Cisplatin content was quantified after ashing Cisplatin exposed L4 stage worms by total reflection X-ray fluorescence (TXRF). A number of 1500 L4 stage nematodes were exposed to 50 or 100 μg mL⁻¹ Cisplatin in siliconized tubes for 1 h or 2 h. Worms were then pelleted by centrifugation at 1600 rpm for 3 min, washed five times in 85 mM NaCl including 0.01% Tween and re-suspended in 0.5 mL 85 mM NaCl including 0.01% Tween. After sonification, an aliquot was taken for protein quantification using the bicinchoninic acid (BCA) assay-kit (Thermo Scientific). Thereafter, the suspension was mixed again, evaporated and incubated with ashing mixture (65% HNO₃/30% H₂O₂ (1/1) (both from Merck)) at 95 °C until dryness. After dilution of the ash in 0.5 mL HNO₃ (2%, (Fisher Scientific)), an internal standard solution of 500 μg mL⁻¹ cobalt (ratio 1 : 1) was added. The analyte solution was transferred on quartz glass discs (Bruker AXS, Microanalysis GmbH, Berlin, Germany), previously cleaned in 1 mol L⁻¹ nitric acid, coated with silicon oil for better wettability and controlled for platinum (Pt) contamination. The subsequent measurements were performed using a S2 PICOFOX system (Bruker AXS) with a low power X-ray tube with a molybdenum anode at 750 μA and 50 kV and an energy-dispersive, Peltier-cooled silicon drift-detector (SDD, XFlash). The signal integration time was 1000 s. Data evaluation was performed using the software Spectra Picofox Version 7.2.5.0 (Bruker AXS). The limit of detection (LOD) was calculated to 3.4 μg L⁻¹ according to the approach of Klockenkämper.⁴⁰ The limit of quantification (LOQ) was 11.3 μg L⁻¹.
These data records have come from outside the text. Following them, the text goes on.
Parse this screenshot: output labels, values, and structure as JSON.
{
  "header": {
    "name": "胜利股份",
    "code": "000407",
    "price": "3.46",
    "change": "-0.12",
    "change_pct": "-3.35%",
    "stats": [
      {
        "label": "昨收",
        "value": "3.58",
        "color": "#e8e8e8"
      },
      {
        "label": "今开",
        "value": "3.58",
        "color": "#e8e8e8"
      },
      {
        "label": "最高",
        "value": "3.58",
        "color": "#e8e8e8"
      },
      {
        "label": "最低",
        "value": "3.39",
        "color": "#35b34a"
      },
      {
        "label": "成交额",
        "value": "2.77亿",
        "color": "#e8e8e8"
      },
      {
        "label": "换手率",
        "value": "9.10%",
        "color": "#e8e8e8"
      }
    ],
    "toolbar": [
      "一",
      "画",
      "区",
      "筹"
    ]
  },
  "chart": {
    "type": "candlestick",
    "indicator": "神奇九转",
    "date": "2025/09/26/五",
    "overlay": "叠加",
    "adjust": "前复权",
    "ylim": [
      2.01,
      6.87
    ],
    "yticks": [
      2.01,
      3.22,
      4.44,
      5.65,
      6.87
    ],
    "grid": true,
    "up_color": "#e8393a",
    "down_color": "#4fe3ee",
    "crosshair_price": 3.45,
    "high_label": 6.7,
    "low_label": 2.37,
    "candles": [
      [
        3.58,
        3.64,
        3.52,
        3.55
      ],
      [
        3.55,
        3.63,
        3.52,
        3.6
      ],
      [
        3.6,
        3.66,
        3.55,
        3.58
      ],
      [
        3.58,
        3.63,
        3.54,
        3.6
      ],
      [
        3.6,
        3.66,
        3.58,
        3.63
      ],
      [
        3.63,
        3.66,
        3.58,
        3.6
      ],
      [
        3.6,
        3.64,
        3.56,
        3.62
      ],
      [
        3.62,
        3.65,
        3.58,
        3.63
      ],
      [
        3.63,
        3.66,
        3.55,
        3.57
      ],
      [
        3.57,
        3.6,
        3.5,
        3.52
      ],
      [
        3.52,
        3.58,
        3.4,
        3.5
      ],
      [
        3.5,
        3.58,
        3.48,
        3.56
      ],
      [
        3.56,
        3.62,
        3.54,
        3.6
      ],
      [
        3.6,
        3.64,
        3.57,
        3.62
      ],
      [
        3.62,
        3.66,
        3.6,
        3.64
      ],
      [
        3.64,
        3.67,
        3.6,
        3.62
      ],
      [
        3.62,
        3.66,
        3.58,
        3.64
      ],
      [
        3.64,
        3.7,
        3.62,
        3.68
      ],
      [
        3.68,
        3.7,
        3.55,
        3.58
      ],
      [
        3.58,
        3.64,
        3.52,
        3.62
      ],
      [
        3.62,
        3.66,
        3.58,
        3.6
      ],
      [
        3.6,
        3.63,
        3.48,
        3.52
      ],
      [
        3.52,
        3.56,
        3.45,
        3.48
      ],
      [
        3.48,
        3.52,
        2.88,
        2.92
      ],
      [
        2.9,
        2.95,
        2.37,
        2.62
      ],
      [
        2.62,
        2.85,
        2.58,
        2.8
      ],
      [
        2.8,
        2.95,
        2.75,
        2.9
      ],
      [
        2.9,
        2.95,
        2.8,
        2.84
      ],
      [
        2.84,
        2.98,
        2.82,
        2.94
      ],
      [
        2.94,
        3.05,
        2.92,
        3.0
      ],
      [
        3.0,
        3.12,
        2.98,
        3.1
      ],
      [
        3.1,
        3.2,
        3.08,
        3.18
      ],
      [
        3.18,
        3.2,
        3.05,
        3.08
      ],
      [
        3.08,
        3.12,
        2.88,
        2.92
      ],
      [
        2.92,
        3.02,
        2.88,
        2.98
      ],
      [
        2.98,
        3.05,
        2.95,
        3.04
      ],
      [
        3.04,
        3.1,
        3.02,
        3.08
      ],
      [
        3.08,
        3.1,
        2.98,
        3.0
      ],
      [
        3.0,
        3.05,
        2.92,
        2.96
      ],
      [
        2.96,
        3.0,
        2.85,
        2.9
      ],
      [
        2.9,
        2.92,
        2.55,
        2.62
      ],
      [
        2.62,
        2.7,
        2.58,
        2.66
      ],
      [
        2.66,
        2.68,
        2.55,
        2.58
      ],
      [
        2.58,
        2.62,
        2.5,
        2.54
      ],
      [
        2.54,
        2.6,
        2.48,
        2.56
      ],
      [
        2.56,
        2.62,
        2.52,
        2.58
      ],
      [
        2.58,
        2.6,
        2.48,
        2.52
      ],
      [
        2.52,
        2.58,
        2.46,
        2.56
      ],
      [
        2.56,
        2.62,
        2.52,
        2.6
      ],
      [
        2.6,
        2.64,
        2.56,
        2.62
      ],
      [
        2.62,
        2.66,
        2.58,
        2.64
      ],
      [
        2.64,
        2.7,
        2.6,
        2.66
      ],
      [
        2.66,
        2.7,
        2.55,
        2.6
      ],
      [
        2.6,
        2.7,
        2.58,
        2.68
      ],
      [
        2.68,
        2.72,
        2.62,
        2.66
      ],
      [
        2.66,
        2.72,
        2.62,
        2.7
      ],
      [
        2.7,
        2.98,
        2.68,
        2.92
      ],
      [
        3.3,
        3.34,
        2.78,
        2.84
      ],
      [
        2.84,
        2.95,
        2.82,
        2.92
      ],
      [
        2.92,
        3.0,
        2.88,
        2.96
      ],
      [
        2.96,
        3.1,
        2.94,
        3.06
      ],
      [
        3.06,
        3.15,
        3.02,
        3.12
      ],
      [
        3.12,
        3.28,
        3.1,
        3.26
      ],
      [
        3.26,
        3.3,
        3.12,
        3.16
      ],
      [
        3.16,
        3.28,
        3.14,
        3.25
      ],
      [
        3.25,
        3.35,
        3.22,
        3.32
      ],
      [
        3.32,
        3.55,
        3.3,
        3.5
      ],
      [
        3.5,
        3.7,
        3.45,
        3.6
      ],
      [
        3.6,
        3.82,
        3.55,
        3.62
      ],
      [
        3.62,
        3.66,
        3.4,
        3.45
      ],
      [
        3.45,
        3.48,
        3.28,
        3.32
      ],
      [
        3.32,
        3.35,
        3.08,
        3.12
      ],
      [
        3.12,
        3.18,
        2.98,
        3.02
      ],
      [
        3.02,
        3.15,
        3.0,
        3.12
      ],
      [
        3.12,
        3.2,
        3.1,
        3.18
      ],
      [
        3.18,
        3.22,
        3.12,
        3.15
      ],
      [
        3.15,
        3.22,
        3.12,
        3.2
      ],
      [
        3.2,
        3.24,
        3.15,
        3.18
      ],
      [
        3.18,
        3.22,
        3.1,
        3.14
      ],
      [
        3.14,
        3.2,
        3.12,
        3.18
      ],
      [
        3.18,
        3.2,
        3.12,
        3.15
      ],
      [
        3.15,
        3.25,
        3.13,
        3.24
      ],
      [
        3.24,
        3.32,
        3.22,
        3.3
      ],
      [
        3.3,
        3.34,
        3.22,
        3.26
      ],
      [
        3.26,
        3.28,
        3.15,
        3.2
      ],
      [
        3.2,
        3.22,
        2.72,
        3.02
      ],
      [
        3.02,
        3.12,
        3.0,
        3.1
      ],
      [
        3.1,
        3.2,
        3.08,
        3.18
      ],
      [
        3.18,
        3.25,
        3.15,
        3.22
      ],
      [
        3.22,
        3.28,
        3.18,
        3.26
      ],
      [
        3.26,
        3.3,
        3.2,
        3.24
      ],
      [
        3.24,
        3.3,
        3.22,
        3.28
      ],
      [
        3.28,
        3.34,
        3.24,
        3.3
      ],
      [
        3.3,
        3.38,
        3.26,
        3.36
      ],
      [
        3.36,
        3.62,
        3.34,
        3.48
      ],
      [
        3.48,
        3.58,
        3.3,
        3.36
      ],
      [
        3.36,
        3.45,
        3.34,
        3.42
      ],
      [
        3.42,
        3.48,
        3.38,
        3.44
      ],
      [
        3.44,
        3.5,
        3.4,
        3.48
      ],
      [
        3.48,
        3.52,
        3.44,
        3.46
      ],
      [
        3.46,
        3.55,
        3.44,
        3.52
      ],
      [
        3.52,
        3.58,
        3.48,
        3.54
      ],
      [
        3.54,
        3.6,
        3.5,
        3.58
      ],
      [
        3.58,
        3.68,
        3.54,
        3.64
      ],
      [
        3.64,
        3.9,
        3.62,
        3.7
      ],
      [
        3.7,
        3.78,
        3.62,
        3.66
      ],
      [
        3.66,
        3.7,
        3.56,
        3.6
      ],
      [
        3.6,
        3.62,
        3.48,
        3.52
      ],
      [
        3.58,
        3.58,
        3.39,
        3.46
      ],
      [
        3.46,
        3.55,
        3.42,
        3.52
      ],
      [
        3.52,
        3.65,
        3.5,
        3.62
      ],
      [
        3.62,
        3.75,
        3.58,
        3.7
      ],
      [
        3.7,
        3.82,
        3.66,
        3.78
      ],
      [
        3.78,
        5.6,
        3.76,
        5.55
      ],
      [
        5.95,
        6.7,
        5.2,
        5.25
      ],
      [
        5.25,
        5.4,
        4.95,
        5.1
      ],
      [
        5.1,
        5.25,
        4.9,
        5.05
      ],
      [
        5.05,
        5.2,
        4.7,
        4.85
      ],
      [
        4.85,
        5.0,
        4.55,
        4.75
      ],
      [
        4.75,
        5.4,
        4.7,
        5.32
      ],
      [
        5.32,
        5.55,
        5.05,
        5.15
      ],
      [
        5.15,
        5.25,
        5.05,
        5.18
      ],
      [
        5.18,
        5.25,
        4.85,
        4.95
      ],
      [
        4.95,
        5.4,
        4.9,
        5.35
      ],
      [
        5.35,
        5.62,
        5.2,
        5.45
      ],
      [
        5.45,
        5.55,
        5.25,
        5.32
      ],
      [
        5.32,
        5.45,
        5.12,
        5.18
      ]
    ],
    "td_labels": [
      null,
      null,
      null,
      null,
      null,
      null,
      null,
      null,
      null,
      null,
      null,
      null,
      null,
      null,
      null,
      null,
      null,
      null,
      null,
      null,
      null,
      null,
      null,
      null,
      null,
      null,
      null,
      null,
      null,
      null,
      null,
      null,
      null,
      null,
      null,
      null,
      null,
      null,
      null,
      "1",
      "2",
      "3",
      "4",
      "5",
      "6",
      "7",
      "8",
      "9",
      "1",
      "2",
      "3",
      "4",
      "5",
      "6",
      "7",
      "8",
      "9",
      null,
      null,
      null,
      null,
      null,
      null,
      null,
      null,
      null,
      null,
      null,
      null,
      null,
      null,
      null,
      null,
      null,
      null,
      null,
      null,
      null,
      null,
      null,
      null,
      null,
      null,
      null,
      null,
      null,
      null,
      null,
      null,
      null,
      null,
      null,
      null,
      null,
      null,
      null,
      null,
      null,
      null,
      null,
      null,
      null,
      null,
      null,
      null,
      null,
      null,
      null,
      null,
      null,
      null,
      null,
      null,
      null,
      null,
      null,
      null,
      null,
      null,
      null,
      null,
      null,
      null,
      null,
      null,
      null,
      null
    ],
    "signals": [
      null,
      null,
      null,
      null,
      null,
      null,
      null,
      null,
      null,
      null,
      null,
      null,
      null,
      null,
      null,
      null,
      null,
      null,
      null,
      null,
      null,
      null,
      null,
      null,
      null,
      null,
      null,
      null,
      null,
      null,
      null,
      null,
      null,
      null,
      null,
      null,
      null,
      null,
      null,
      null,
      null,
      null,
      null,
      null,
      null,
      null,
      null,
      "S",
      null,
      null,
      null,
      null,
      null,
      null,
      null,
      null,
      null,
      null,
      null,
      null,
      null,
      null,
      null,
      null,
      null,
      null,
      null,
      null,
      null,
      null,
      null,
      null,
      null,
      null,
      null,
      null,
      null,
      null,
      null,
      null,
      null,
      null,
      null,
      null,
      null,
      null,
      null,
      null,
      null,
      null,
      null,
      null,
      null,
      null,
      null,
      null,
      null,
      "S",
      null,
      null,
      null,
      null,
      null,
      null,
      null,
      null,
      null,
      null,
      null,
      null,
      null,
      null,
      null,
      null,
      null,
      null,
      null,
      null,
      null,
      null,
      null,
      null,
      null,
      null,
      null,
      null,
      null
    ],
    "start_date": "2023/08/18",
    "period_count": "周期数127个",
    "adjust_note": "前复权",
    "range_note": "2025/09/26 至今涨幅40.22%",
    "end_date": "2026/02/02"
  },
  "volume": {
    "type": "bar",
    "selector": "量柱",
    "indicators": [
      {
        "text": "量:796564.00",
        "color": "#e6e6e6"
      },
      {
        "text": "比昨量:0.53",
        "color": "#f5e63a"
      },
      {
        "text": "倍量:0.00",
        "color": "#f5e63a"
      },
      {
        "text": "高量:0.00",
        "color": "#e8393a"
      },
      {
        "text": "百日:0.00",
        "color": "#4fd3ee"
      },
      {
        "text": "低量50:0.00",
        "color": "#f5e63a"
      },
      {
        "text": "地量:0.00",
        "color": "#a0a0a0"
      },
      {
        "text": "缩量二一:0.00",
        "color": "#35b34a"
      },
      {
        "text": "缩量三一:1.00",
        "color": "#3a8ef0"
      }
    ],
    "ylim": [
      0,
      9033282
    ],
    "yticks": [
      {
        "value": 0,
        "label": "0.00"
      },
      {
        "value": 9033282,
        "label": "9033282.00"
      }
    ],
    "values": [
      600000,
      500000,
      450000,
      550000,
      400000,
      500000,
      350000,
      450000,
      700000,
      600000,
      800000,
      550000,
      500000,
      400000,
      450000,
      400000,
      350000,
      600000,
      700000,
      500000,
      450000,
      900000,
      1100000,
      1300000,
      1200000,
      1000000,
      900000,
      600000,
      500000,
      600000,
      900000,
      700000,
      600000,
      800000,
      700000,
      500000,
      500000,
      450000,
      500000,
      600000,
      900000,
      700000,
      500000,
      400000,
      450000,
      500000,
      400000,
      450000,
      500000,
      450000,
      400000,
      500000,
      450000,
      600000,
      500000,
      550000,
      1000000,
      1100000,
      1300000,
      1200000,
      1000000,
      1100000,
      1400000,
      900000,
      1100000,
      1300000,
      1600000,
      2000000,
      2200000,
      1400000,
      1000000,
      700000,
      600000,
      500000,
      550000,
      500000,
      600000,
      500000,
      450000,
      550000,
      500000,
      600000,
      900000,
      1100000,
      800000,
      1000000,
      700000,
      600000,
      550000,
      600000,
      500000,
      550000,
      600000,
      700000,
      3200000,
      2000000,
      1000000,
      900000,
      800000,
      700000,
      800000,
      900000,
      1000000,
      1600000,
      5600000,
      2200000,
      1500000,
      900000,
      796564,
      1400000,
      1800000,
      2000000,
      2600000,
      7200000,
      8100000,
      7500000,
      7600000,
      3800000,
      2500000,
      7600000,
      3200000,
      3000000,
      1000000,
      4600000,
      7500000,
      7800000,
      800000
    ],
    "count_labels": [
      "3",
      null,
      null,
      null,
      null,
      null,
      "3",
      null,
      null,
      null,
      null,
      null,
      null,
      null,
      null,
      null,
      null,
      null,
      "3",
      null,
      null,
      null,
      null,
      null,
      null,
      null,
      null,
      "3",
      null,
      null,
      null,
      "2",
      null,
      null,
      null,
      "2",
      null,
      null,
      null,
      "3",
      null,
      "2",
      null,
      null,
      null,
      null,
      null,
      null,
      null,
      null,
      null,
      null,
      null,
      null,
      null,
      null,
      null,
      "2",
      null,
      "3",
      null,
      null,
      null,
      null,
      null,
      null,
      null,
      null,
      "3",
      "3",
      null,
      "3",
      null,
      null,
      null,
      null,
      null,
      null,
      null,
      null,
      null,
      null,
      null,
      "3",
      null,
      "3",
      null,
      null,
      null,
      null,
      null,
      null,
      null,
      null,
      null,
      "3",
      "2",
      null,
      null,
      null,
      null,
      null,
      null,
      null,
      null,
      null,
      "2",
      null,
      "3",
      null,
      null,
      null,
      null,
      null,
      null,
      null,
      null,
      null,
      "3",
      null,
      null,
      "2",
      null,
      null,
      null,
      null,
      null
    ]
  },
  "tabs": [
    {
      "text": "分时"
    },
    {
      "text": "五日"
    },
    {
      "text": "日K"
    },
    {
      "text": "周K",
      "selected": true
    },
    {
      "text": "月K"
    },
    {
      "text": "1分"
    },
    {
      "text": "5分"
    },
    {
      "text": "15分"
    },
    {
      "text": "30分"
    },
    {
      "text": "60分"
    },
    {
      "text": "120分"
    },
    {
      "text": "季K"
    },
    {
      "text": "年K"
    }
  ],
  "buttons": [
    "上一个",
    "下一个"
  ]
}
Bioimaging of Cisplatin uptake in C. elegans

L4 stage worms (∼500) were exposed to Cisplatin as described above. Subsequently, worms were pelleted by centrifugation at 1600 rpm for 2 min and washed at least twice with 85 mM NaCl including 0.01% Tween. For methanol fixation, worms were re-suspended in ice-cold methanol (−20 °C, 2 h) and the fixed nematodes were dropped onto microscopic slides (Superfrost, Thermo Fisher Scientific). For plain bouin's fixation, worms were re-suspended in plain bouin's fix solution (75 mL saturated picric acid, 25 mL 37% formaldehyde solution and 5 mL glacial acetic acid) and vigorously shaken for 30 min. After one cycle of freeze–thawing in liquid nitrogen, the tube was shaken for additional 30 min. Subsequently, worms were washed five times with borate triton solution (25 mM borate buffer, 0.5% Triton X-100), and were dropped onto microscopic slides.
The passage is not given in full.